Fermenting Ourselves

CSA members and friends, this year I’m officially a member of our CSA.

It’s been an amazing and satisfying experience to be able to witness how one small, but growing, neighborhood organization can actually have a profound influence in a community. Gregg, Dana, Liza and I founded the Greenwood Heights CSA eight years ago when our neighborhood lacked immediate access to fresh local food. We were lucky that Associated Market and Steve’s C-Town had any fresh food but we craved local, seasonal produce. I knew north of here, folks had things like the co-op, a farmer’s market, even a CSA but I felt our neighborhood could support its own food destination and destiny. I wanted to stop having to travel to get certain things other neighborhoods took for granted.

When the CSA first opened for business I knew we would have members but I had no idea how it would grow and develop. Now when I see our CSA in the newly renovated Slope Park I’m proud of the role I played in raising awareness of how vital and active this community is.

Reflecting on these eight years, they seem to have passed much more quickly then I could have imagined.

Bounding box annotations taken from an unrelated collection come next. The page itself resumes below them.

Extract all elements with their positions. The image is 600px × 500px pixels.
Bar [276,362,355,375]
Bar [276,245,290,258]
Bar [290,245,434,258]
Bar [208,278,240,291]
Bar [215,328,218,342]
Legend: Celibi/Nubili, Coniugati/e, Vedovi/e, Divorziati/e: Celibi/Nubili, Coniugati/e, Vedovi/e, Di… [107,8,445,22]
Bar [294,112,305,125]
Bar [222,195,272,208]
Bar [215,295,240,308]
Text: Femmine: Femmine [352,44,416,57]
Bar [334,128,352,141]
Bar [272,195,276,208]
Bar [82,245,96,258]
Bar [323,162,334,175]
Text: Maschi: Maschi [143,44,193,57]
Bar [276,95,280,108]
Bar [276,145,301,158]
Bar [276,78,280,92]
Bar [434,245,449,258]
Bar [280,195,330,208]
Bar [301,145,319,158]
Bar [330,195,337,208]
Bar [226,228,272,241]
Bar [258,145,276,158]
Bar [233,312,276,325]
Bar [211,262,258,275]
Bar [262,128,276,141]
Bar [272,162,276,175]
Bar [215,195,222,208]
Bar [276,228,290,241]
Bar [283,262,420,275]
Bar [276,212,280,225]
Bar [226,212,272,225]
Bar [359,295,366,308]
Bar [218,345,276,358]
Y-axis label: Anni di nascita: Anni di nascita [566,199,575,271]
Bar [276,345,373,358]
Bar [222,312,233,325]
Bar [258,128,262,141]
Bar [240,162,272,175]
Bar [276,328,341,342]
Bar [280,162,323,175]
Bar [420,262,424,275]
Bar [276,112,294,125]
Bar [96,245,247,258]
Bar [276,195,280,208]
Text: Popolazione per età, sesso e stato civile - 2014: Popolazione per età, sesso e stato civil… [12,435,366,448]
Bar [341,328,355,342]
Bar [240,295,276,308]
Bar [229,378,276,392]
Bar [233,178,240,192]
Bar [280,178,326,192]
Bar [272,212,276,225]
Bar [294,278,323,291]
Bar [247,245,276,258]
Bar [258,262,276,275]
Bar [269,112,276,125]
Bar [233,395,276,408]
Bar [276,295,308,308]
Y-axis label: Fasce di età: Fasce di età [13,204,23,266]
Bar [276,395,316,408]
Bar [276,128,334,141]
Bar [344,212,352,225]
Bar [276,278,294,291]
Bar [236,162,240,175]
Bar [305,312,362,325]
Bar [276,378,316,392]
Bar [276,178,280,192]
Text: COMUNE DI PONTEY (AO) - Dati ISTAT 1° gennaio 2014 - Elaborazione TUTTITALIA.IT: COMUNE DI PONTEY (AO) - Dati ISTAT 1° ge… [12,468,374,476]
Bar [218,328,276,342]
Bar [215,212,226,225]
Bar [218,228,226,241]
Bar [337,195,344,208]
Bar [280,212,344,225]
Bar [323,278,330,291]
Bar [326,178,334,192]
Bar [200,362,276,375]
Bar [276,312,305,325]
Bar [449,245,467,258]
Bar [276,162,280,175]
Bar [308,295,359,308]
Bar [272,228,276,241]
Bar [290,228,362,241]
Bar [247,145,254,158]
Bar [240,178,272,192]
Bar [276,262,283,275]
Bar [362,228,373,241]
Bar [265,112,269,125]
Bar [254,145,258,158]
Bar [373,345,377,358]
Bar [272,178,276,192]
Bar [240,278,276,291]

So many changes have happened to this community, to my family, to me. (I’m guessing to you too.) And yet, for me at least, the days didn’t fly by. Sometimes they dragged in excruciating slow motion.

This long winter, wondering what to do with myself, believing I had lost my appetite for yet another food book, I actually got inspired by reading two: COOKED by Michael Pollan and THE ART OF FERMENTATION by Sandor Ellix Katz. It was the right time for me to finally try fermenting something–maybe myself. It was empowering to be able to momentarily stop the process of decay and make something, if not meaningful, at least a different version of the familiar. My cabbage was transformed into sauerkraut, my milk into yogurt. Recognizing that we are all in a pickle may be the most comforting thought I’ve had in a while.